Snowflake: Core Concepts
This post presents key concepts of the Snowflake cloud data warehouse. Snowflake is an analytic database that runs on the most popular cloud providers (AWS, Azure, GCP) and handles all aspects of authentication, configuration, resource management, data protection and availability optimisation.
What makes Snowflake So Special?
Shared disk architectures use multiple nodes to access data shared on a single storage system. In contrast, shared nothing architectures store a portion of the data in each node and each cluster in a data warehouse. Snowflake combines both architectures.
Snowflake's data architecture consists of three layers:
1. Storage
2. Compute
3. Services
Each layer scales independently and includes built-in redundancy.
How does it work?
Snowflakes stores data in databases. A database is a logical grouping of objects consisting primarily of tables and views organised into schemas. Snowflake supports structured relational data using standard SQL data types. Additionally, Snowflake's variant data type stores semi-structured non-relational data such as JSON, parquet and so on. Regardless of the data type, ANSI standard SQL is used to perform data-related tasks.
Snowflake uses secure cloud storage to maintain data. As data is loaded into tables, Snowflake converts it into a compressed format and encrypts it using AES 256 encryption.
The compute layer is where queries are executed using resources provisioned from a cloud provider. Unlike traditional architectures, Snowflake creates independent compute clusters that access the same data storage layer without performance degradation.
To create a virtual warehouse, give it a name and specify a size. Snowflake handles the provisioning and configuration of the underlying compute resources. A virtual warehouse can also be scaled up or down without downtime. When a virtual warehouse is resized, subsequent queries take advantage of the additional resources. Snowflake cloud architecture also enables concurrency without resource contention. For example, separate virtual warehouses can be used to handle loading and querying simultaneously. Because virtual warehouses access the same data storage layer, updates or inserts become immediately available to other warehouses.

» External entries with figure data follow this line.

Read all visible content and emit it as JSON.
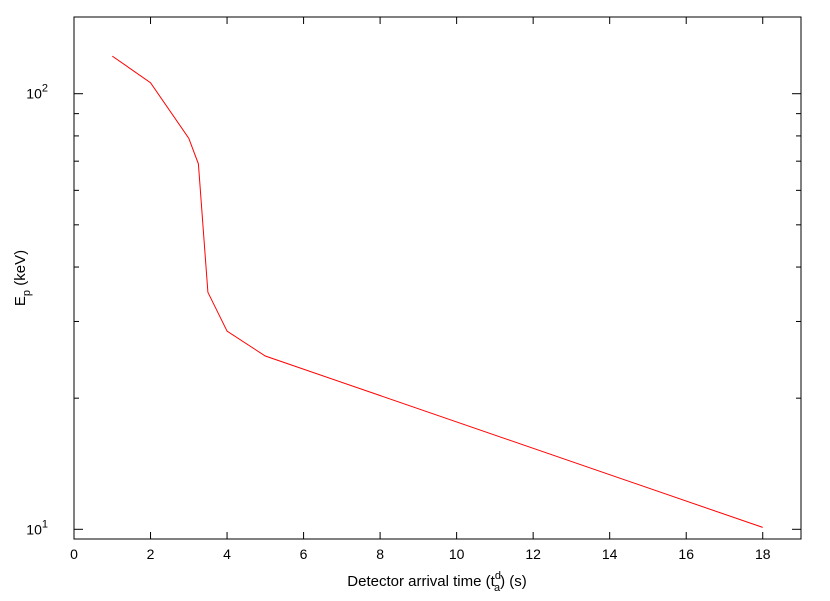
{
  "chart_data": {
    "type": "line",
    "title": "",
    "xlabel": {
      "text": "Detector arrival time (t",
      "sup": "d",
      "sub": "a",
      "tail": ") (s)"
    },
    "ylabel": {
      "text": "E",
      "sub": "p",
      "tail": " (keV)"
    },
    "xlim": [
      0,
      19
    ],
    "ylim": [
      9.5,
      150
    ],
    "yscale": "log",
    "xticks": [
      0,
      2,
      4,
      6,
      8,
      10,
      12,
      14,
      16,
      18
    ],
    "xtick_labels": [
      "0",
      "2",
      "4",
      "6",
      "8",
      "10",
      "12",
      "14",
      "16",
      "18"
    ],
    "yticks_major": [
      {
        "value": 10,
        "base": "10",
        "exp": "1"
      },
      {
        "value": 100,
        "base": "10",
        "exp": "2"
      }
    ],
    "yticks_minor": [
      20,
      30,
      40,
      50,
      60,
      70,
      80,
      90
    ],
    "grid": false,
    "series": [
      {
        "color": "#ff0000",
        "x": [
          1.0,
          2.0,
          3.0,
          3.25,
          3.5,
          4.0,
          5.0,
          18.0
        ],
        "y": [
          122,
          106,
          79,
          69,
          35,
          28.5,
          25,
          10.1
        ]
      }
    ]
  }
}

The services layer manages the entire system. It authenticates users, manages sessions, secures data, and performs query compilation and optimisation. The services layer also coordinates data storage updates and access, ensuring all virtual warehouses see the new version instantaneously once a transaction is completed. A vital component of the services layer is the metadata store, which powers several Snowflake features, including zero-copy cloning, time travel and data sharing. The services layer is maintained by Snowflake using resources distributed across multiple zones to ensure high availability.
Connect to Snowflake through provided clients such as the JDBC or ODBC drivers. Snowflake also provides a command-line client and web interface. A growing ecosystem of external tools include native connectivity with Snowflake.

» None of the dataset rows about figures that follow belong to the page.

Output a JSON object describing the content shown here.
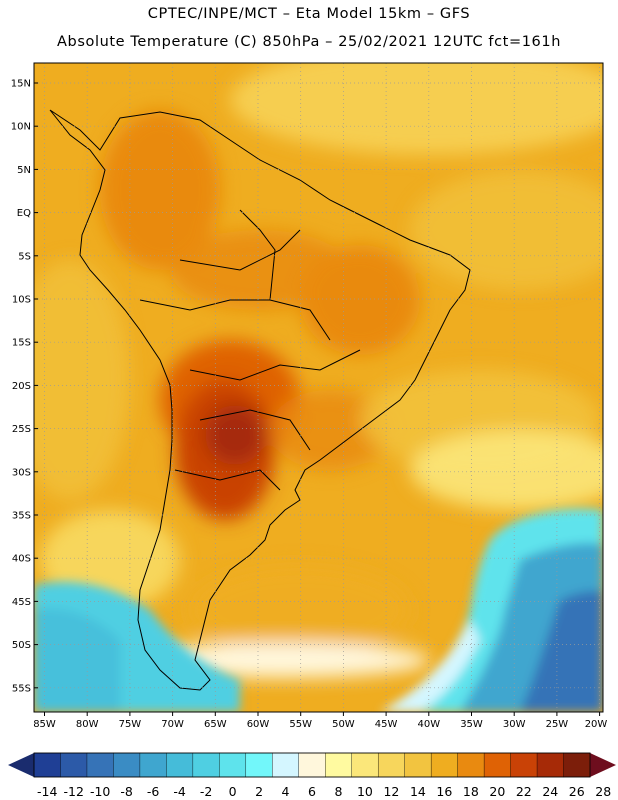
{
  "header": {
    "line1": "CPTEC/INPE/MCT –  Eta Model 15km – GFS",
    "line2": "Absolute Temperature (C) 850hPa – 25/02/2021 12UTC fct=161h"
  },
  "axes": {
    "lat_labels": [
      "15N",
      "10N",
      "5N",
      "EQ",
      "5S",
      "10S",
      "15S",
      "20S",
      "25S",
      "30S",
      "35S",
      "40S",
      "45S",
      "50S",
      "55S"
    ],
    "lon_labels": [
      "85W",
      "80W",
      "75W",
      "70W",
      "65W",
      "60W",
      "55W",
      "50W",
      "45W",
      "40W",
      "35W",
      "30W",
      "25W",
      "20W"
    ]
  },
  "colorbar": {
    "labels": [
      "-14",
      "-12",
      "-10",
      "-8",
      "-6",
      "-4",
      "-2",
      "0",
      "2",
      "4",
      "6",
      "8",
      "10",
      "12",
      "14",
      "16",
      "18",
      "20",
      "22",
      "24",
      "26",
      "28"
    ],
    "colors": [
      "#1f3f95",
      "#2c5aa8",
      "#3673b7",
      "#3a8cc4",
      "#3fa6cf",
      "#45bcd9",
      "#4fcfe2",
      "#5ee3ec",
      "#72f7fa",
      "#d4f6ff",
      "#fff7dc",
      "#fffaa0",
      "#fbe77a",
      "#f7d65c",
      "#f2c440",
      "#efad20",
      "#e98a10",
      "#df6205",
      "#c94206",
      "#a62a07",
      "#7c1e0a"
    ],
    "left_arrow_color": "#1a2c6e",
    "right_arrow_color": "#6e0e1e"
  }
}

To illustrate the different layers working together, let's walk through the lifecycle of a query. After connecting to Snowflake through one of the supported clients and initiating a session, specify the virtual warehouse and submit a query. The services layer first validates authorisation. It then creates an optimised query plan. Next, the services layer sends the query execution instructions to the virtual warehouse, allocating resources, requesting data from the storage layer, and executes the query. The results are then returned.
What do you need to manage Snowflake?
Snowflake eliminates most of the parameters required to tune performance by traditional data warehouses. You only need to create the databases, tables and virtual warehouses, load data and execute queries. Snowflake handles the rest.
How much does Snowflake cost?
Pricing is based on usage. Pay only for the storage and compute resources utilised. Storage costs are based on the amount of compressed data stored in database tables, plus the data retained to support Snowflake's data recovery features. Compute prices are based on warehouse size and how long the warehouse runs.
To conclude, Snowflake is faster, easier to use and more flexible than traditional data warehouses.